貴族が着る様な礼服に身を包み、手には四角い箱の様なものを持っている。
「ったく、こんな夜中に再開発するビルの下見なんてホントついてねぇな。部長の野郎、面倒臭ぇ仕事押しつけやがって」
何やらぶつぶつ呟きながら、中年男性はこちらに近づいてくる。
「暗くてなんも見えねぇじゃねぇか。

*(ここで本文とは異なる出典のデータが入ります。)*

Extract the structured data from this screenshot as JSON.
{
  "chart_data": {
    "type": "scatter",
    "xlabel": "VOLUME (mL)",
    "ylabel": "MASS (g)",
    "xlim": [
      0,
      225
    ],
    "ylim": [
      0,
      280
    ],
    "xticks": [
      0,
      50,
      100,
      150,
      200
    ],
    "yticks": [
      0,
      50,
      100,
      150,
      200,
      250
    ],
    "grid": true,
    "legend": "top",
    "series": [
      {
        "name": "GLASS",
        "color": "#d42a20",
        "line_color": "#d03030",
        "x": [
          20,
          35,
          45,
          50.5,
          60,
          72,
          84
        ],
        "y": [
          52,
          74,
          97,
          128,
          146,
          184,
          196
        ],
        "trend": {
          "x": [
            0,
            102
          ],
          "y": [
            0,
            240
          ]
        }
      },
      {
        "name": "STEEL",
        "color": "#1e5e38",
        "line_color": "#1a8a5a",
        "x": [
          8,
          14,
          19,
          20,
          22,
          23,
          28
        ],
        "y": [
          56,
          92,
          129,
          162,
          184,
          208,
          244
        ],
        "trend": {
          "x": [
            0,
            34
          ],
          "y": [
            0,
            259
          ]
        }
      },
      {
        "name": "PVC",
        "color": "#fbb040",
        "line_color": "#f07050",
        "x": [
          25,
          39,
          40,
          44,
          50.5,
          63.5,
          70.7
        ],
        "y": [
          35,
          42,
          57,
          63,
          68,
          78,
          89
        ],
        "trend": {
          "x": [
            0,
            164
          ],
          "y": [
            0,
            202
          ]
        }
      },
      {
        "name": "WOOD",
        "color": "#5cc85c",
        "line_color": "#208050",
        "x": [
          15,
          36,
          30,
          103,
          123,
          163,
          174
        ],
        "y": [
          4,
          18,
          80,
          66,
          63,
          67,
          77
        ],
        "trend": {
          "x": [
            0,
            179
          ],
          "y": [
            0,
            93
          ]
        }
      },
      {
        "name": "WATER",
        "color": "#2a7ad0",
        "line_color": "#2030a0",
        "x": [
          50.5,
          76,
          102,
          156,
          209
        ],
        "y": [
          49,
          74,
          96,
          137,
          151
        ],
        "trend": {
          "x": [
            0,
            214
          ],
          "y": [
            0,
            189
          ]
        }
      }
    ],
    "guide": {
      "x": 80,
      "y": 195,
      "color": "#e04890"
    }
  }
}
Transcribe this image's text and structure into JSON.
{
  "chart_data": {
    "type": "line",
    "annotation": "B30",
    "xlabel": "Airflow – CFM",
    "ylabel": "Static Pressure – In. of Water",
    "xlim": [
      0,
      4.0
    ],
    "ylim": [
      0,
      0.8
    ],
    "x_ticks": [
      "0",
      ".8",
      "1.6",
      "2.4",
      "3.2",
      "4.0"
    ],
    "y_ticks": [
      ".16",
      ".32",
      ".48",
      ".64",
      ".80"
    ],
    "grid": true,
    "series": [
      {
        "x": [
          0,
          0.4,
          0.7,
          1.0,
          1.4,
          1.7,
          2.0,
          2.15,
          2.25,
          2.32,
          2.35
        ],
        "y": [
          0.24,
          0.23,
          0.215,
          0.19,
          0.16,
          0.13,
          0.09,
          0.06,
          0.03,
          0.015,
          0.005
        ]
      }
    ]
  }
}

えーっとスマホ、スマホ―――って、え?」
「がぁ?」
中年男性がスマホの光源を入れた瞬間、彼と目が合った。
「ひ、ひぃ!?な、なんだこの化け物は!?」
尻もちをつく中年男性。
「キッシャアアアアアアッッ!!」
彼は反射的にその男に襲いかかった。
彼は本能で理解していた。
この獲物は弱い、と。
狩れる、と。
事実、中年男性はあっさりと捕まった。
「うわあああああ!止めろ!離せ!離せえええええええええ!」
必死に逃げようと抵抗するも、腕力は彼の方が強かった。
中年男性は地面に倒れ、彼が馬乗りにのしかかる。
「ひぃぃぃいいいい!誰かああああああああ!助け デ ギャ……」
言葉は最後まで続かなかった。
ぐしゃり、と何かをかみ砕く音がした。
もぐもぐと彼は咀嚼する。
次の瞬間、再び頭の中に声が響いた。
≪経験値を獲得しました≫
≪カオス・フロンティアにおける最初の殺害を確認≫
≪ファースト・キル・ボーナスが与えられます≫
≪スキル『傲慢』を獲得しました≫
≪“傲慢”の獲得に伴い、それまでの経験値はリセットされます≫
≪LVが1になりました≫
今度はいつもよりも多めに声が響いた。
そして、次の瞬間、彼に『変化』が起きた。
「ガァッ……!?」
激しい痛みが全身を襲う。
まるで己の肉体が内側から作り変えられているようだった。
思わず胸を押さえ、彼はその場にうずくまる。
どれくらいそうしていただろう。
しばらくすると痛みは引いた。
立ちあがると、彼は己の変化に気付いた。
全身に力が漲っている。
失った筈の神経に大量の刺激が流れ込み、快感が駆け巡る。
そしてその瞳には、今までには無かった理性の光が宿っていた。
「…………」
彼は自分に起きた変化を理解し、笑みを深めた。
この日、この瞬間、世界は変わり、『彼』は生まれた。
【スキル:傲慢】
二つの世界が融合した新たな世界で、一番最初に人間を殺した魔物に与えられるスキル。
経験値を得る際に莫大な補正がかかる。
このスキルを手にした魔物はそれまでの経験値がリセットされ、代わりに高い知性と理性を手に入れる。
大罪を背負い、運命に導かれ、やがて魔物達を導く存在となるだろう。